Saboreó el bourbon, reflexionó unos instantes, asintió con la cabeza y dijo:

—Sin duda procede de la botella adecuada, hermano. ¿De qué manera puedo serle de utilidad? No hay una grieta en la acera por estos alrededores que yo no conozca por su nombre de pila. Sí, señor, este whisky no ha estado en malas compañías. —Volvió a llenarse el vaso.

Le conté lo que había sucedido en Florian’s y por qué. Me miró con expresión solemne y agitó la calva cabeza.

—El de Sam también era un sitio tranquilo y agradable —dijo—. Nadie ha usado allí una navaja desde hace un mes.

—Cuando Florian’s era un local para blancos hace unos seis u ocho años, ¿cómo se llamaba?

—Los letreros luminosos son muy caros, hermano.

Asentí con la cabeza.

—Ya se me había ocurrido que quizá tuviera el mismo nombre. Probablemente Malloy habría dicho algo si lo hubieran cambiado. Pero ¿quién llevaba el local?

—Me deja usted un poco sorprendido, hermano. Aquel pobre pecador se llamaba Florian. Mike Florian…

—¿Y qué pasó con Mike Florian?

El negro extendió sus comprensivas manos oscuras. Su voz se hizo sonora y triste.

—Muerto, hermano. El Señor se lo llevó. Mil novecientos treinta y cuatro, quizá treinta y cinco. No lo recuerdo con precisión. Una vida malgastada, y un caso de riñones escabechados, según he oído decir. El impío cae como una res apuntillada, pero la misericordia divina lo espera en el más allá. —Su voz descendió al nivel de temas más mundanos—: Que me aspen si sé por qué.

—¿Dejó familia? Sirva otra copa.

Puso el tapón en la botella y la empujó con gesto firme hacia mí por encima del mostrador.

—Dos es el límite, hermano, antes de que se ponga el sol. Le estoy muy agradecido. Su método de acercamiento es tranquilizador para la dignidad del interrogado… Dejó viuda. Jessie de nombre.

—¿Qué ha sido de ella?

—La búsqueda del conocimiento, hermano, lleva a la multiplicación de las preguntas. Lo ignoro. Utilice la guía de teléfonos.

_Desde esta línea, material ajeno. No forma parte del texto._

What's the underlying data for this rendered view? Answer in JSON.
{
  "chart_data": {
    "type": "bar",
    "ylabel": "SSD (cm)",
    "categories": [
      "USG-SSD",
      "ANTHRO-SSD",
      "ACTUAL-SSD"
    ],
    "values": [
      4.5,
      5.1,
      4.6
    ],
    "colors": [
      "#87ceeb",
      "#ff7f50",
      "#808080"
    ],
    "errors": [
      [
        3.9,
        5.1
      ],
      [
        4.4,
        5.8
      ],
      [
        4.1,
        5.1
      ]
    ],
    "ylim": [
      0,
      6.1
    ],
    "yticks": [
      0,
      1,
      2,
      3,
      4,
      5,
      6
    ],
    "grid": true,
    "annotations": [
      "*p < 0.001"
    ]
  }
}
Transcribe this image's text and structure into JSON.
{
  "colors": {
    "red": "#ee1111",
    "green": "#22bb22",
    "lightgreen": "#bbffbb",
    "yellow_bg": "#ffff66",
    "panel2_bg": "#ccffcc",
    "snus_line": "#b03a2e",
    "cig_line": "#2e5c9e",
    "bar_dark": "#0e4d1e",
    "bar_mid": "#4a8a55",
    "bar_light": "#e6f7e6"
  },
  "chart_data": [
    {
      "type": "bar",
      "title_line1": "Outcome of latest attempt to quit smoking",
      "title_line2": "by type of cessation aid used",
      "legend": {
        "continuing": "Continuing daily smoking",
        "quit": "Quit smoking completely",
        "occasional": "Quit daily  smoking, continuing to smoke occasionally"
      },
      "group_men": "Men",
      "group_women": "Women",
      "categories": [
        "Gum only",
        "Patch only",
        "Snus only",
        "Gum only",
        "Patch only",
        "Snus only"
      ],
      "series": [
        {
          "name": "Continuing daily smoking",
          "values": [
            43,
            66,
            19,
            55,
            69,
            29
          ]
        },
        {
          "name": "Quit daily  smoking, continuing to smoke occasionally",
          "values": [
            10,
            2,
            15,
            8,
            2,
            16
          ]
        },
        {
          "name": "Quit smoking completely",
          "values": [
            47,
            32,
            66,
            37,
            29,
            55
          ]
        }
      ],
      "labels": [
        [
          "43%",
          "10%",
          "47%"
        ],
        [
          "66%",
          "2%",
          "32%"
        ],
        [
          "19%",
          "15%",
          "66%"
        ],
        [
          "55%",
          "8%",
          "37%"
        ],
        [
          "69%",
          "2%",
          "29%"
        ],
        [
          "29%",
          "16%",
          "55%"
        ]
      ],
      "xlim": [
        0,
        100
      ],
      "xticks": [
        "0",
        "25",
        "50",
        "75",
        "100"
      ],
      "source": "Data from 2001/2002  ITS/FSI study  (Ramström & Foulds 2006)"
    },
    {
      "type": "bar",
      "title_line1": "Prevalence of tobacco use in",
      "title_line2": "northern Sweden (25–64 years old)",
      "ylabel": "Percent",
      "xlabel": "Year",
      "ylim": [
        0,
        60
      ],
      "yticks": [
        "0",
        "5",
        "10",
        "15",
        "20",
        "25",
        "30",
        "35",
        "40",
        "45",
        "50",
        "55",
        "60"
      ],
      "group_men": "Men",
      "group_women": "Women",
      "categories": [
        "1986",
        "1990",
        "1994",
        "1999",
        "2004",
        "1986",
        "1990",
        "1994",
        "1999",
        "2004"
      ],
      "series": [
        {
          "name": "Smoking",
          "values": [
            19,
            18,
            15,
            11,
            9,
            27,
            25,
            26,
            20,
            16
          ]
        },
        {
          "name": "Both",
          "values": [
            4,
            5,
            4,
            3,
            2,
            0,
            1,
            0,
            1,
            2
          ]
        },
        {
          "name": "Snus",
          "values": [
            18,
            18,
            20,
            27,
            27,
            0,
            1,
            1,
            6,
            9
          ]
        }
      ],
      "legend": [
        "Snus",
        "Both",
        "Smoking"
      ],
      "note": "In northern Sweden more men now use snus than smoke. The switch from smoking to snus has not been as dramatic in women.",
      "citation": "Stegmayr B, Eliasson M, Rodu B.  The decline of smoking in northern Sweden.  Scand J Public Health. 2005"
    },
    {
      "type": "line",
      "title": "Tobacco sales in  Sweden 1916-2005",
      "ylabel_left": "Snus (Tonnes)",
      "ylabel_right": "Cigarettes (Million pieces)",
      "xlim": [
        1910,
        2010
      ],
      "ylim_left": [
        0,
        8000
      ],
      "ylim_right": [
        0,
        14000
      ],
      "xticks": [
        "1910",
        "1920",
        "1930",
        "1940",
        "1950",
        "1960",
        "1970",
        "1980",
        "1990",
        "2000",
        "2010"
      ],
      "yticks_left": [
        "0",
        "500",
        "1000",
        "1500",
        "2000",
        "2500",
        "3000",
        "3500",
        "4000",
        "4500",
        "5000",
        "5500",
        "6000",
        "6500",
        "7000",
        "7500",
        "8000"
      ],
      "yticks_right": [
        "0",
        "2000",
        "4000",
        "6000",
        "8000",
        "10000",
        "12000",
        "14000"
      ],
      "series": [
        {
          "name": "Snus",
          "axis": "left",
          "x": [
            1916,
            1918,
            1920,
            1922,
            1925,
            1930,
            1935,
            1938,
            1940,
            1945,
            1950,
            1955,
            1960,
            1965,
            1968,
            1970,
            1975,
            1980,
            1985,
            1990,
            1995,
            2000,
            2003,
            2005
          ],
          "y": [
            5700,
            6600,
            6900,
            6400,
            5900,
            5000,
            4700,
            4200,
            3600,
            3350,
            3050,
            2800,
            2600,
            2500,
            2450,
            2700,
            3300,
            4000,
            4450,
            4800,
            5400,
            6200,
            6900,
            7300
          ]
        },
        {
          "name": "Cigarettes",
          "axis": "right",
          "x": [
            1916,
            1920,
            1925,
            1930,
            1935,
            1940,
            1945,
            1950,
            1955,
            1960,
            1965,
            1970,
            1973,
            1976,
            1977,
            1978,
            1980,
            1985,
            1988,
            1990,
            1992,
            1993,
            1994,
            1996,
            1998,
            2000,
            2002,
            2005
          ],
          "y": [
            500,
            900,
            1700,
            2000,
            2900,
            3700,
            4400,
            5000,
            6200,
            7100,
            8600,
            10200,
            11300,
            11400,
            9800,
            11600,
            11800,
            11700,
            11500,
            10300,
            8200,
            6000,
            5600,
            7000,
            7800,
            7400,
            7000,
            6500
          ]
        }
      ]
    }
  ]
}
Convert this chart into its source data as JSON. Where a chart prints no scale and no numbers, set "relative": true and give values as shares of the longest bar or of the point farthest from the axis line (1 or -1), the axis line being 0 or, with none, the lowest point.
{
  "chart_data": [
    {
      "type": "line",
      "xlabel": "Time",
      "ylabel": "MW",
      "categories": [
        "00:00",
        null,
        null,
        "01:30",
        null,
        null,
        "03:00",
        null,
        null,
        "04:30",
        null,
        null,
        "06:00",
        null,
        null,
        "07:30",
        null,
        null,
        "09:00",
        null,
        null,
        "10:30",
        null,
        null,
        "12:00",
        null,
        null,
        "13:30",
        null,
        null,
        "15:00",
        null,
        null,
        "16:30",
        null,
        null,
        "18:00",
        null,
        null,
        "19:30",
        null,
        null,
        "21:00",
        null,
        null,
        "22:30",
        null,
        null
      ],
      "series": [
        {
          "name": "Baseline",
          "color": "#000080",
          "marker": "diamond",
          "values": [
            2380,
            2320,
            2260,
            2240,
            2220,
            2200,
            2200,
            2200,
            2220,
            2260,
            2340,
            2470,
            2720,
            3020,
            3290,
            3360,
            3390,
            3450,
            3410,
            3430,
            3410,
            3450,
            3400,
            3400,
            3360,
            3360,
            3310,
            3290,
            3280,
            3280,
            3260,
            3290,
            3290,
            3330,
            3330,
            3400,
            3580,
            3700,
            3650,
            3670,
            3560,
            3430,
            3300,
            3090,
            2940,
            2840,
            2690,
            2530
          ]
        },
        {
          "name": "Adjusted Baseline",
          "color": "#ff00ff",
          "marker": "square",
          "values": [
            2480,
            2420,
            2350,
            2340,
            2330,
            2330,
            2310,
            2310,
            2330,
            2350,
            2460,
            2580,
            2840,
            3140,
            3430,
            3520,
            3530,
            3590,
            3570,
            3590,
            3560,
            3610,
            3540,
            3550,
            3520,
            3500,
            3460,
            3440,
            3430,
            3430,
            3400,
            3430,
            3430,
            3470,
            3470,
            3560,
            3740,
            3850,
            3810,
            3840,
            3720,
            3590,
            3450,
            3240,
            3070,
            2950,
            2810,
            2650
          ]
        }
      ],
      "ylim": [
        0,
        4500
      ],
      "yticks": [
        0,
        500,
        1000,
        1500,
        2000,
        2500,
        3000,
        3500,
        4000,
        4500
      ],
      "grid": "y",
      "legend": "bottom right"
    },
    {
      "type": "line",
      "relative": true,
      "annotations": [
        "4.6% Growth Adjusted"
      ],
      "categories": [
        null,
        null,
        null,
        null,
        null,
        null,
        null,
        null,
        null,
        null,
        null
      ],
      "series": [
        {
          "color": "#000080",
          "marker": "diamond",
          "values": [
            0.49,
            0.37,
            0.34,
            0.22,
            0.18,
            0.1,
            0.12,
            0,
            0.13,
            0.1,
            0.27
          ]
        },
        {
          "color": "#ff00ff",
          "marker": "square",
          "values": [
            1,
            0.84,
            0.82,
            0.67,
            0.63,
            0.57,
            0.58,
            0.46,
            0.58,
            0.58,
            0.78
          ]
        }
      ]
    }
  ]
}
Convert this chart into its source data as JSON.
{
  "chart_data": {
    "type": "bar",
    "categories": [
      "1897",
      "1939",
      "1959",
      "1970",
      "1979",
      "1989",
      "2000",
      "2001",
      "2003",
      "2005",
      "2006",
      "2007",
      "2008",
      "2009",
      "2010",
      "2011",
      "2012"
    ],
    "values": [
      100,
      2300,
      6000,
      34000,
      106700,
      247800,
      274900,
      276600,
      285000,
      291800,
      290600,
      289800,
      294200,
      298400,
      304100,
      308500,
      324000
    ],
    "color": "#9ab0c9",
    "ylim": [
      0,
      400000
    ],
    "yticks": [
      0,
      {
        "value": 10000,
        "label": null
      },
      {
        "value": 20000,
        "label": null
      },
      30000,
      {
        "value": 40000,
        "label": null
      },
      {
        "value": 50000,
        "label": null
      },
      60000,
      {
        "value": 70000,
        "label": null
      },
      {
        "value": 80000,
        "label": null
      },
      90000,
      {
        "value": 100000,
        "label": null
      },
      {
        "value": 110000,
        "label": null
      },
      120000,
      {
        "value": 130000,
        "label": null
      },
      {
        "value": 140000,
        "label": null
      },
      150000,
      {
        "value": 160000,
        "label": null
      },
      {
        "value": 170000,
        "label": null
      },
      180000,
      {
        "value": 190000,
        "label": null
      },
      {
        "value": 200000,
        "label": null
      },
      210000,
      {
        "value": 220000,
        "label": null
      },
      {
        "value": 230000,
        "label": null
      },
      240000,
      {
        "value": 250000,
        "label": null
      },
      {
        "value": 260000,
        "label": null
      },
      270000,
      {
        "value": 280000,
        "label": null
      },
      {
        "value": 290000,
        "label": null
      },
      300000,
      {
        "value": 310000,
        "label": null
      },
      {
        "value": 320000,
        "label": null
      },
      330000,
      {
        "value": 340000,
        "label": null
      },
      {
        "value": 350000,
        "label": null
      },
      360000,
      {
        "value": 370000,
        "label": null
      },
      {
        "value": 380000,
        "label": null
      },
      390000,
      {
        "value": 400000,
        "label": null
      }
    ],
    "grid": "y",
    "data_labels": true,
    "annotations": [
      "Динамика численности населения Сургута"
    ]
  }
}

Había una cabina en el rincón más oscuro del vestíbulo. Entré y cerré la puerta lo suficiente para que se encendiera la luz. Miré el apellido en la maltrecha guía, encadenada a la pared. No había ningún Florian en ella. Regresé junto al mostrador.

—Nada de nada —dije.

Mi interlocutor se inclinó, muy a su pesar, y sacó con dificultad un directorio urbano; después de dejarlo sobre el mostrador, lo empujó en mi dirección. Luego cerró los ojos. Empezaba a aburrirse. En el directorio había una Jessie Florian, viuda. Vivía en el 1644 de West 54th Place. Me pregunté qué era lo que yo había estado usando en lugar de cerebro toda mi vida.

Escribí la dirección en un trozo de papel y empujé el directorio hacia el otro lado del mostrador. El recepcionista volvió a colocarlo donde lo había encontrado, me dio la mano y luego cruzó las suyas exactamente como las tenía antes de que yo entrara. Los ojos se le cerraron muy despacio y dio la impresión de quedarse dormido.

Para él, el incidente había terminado. A mitad de camino hacia la puerta, me volví a mirarlo. Con los ojos cerrados, respiraba con suavidad y de manera regular, resoplando un poco al final de cada ciclo. Le brillaba la calva.

Salí del hotel Sans Souci y crucé la calle para volver a mi coche. Parecía facilísimo. Demasiado fácil.